A manera de portavoz

Las palabras de agradecimiento de la familia Cruz Coeto, debido a las muestras de solidaridad manifestadas por todos aquellos que de una u otra forma se han acercado para expresar los más genuinos sentimientos de respaldo y apoyo, que son consecuencia de la partida del doctor Antonio Cruz, son infinitas y por alguna razón, Gilbertita (su hija adoptiva) me entregó uno de los últimos documentos que el maestro escribió y que transcribo, no sin antes agradecerles su confianza, paciencia, amistad y afecto.

Titulado como “Mi actividad vital” expresa: Soy Ponciano Antonio Cruz López; un ciudadano común que no merece homenaje público alguno. Nací un 29 de mayo del año 1938 en la maternidad “Tamariz” de esta ciudad. Racialmente soy un amasijo autóctono mexica–tlaxcalteca por parte de mi madre Elena López y mixteco–zapoteco por el tronco de mi padre Ponciano Cruz. Soy segundo hijo de cuatro; la primera, profesora. El tercero, radiólogo importante del Instituto Mexicano del Seguro Social (IMSS), ambos muertos. El cuarto es microbiólogo y me compartió sus saberes. Nunca podré agradecerlo. Mis padres fueron expresión social de mi formación, mi mayor orgullo, profesores rurales con la ambición de que sus hijos fueran profesionistas.

Al terminar la escolaridad médica, me casé con Alicia Coeto, una singular mujer que ha sabido conducir a la familia, soportar carencias e inclinaciones de ruralidad sin protesta alguna. A ella debo mi estabilidad familiar.


Hice sin requerirlo un Internado Rotatorio en el Hospital General de Hermosillo, Sonora. Al secretario de Salud le pedí ejercer un servicio social que nunca hubiese podido tener a un médico, asignándome el pueblo de Huachinera, colindante con la sierra de Chihuahua. Su única salida era un carromato de correo cada 15 días hasta Agua Prieta y Douglas, Arizona.

Al cumplir mi cuota, regresé a graduarme culminando el logro de titularme como médico e inmediatamente hice el V curso nacional de Malariología, que en seis meses me enseñó una parasitosis aclarada por cuatro premios Nobel y mi vida cambió.
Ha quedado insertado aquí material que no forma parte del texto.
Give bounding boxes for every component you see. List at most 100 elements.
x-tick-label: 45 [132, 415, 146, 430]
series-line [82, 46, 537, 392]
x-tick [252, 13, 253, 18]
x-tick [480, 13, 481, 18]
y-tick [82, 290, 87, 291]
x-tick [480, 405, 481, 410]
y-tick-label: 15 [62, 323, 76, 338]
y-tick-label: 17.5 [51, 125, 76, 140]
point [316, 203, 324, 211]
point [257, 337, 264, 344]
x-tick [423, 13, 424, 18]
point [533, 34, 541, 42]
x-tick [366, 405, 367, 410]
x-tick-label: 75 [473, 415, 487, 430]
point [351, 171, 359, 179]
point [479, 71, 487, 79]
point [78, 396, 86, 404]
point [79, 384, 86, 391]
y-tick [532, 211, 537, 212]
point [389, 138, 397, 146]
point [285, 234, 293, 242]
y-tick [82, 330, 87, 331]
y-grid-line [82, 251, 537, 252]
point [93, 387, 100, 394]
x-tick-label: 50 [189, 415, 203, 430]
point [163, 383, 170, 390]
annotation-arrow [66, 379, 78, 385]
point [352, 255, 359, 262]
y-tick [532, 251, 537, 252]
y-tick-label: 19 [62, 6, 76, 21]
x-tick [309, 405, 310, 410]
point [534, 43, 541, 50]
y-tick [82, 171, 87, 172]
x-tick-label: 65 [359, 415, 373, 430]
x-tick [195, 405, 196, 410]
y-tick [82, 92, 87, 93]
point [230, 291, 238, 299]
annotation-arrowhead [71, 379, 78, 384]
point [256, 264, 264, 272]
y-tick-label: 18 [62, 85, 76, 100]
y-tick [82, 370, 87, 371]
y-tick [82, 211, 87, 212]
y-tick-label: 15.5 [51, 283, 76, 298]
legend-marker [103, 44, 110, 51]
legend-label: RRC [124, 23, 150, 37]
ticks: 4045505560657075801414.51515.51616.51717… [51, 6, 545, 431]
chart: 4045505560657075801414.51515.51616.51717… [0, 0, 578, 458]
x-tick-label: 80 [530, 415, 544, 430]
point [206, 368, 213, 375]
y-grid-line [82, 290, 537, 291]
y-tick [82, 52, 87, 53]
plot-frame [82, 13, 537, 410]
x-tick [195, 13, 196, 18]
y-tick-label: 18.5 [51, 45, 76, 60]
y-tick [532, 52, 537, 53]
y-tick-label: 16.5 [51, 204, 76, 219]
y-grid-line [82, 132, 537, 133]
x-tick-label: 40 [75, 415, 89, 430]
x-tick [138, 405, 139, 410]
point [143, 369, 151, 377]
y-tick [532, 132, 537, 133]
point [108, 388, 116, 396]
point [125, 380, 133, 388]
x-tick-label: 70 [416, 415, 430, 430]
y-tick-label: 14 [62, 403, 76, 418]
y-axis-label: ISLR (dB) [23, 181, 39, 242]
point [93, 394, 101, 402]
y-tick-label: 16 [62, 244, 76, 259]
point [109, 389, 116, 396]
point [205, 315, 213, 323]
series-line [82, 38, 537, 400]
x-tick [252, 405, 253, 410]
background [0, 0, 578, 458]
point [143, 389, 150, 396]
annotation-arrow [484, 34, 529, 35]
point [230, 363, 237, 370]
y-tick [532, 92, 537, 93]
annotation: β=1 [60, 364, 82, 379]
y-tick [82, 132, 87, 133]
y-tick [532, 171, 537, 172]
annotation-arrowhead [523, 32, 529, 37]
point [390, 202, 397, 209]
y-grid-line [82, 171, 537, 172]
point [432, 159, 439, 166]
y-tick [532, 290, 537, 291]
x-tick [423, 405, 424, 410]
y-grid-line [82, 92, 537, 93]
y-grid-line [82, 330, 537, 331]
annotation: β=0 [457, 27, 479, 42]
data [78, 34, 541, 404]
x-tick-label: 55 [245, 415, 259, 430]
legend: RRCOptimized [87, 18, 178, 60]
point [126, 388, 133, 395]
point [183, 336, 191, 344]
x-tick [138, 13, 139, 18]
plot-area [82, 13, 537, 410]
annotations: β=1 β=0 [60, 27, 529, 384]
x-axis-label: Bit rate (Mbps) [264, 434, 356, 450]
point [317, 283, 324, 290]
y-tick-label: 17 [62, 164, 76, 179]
Esta disciplina me mostró la natural convivencia de animales con humanos y ya siendo Malariólogo, laboré en Morelos, Sierra Norte de Puebla y Sierra Mixteca. Fui jefe de Distrito de Huauchinango; jefe de Epidemiología en Puebla. Fui nominado a Sonora como jefe de la Zona XIV Nacional, abarcando Baja California, Sonora, parte de Sinaloa y Chihuahua.

Abandoné el Paludismo porque no me cumplieron la promesa de enviarme a un curso mundial de Epidemiología y pasé a laborar en el IMSS de Guaymas, para después ir a Ciudad Obregón hasta 1975.

La vida me fue dando cinco hijos. El primero murió dejándonos ver que era brillante. Los otros cuatro, tienen una vida correcta, sin ambición monetaria, cada uno en su sitio con singular presencia. Tengo a una hija putativa a quien llamamos “nana” también singular.

Toda mi familia tiene expresión feliz.

Finalmente, soy abuelo de ocho nietos, uno a uno con espacio de esperanza visible que augura porvenir venturoso.

En 1975 retorné a Puebla ingresando a la Escuela de Medicina como profesor de Microbiología y Parasitología, docencia que ejerzo hasta la fecha (2013) y llevo a mis alumnos al campo para que vean la realidad de la salud.

Un sueño de mi vida culminó al realizar la Maestría en Salud Pública. Con orgullo, me incliné por la visión social fincada en pensamiento y acciones, orientadas a las comunidades rurales a las que me debo, donde mi conducta sin buscarlo, pretendió ser generosa hacia los campesinos e indígenas; y aunque es imposible conseguir todo como se quiere o se debe, mi única virtud es tratar de involucrar en acción y pensamiento comunitario a los futuros médicos que terminan siendo mis amigos. Los hay que no son como se quisiera y comprendo que inducirlos basta, ya que si alguno llega a pensar socialmente, es suficiente para llenarme de satisfacción y orgullo.

Firma Antonio Cruz López en el año 2013.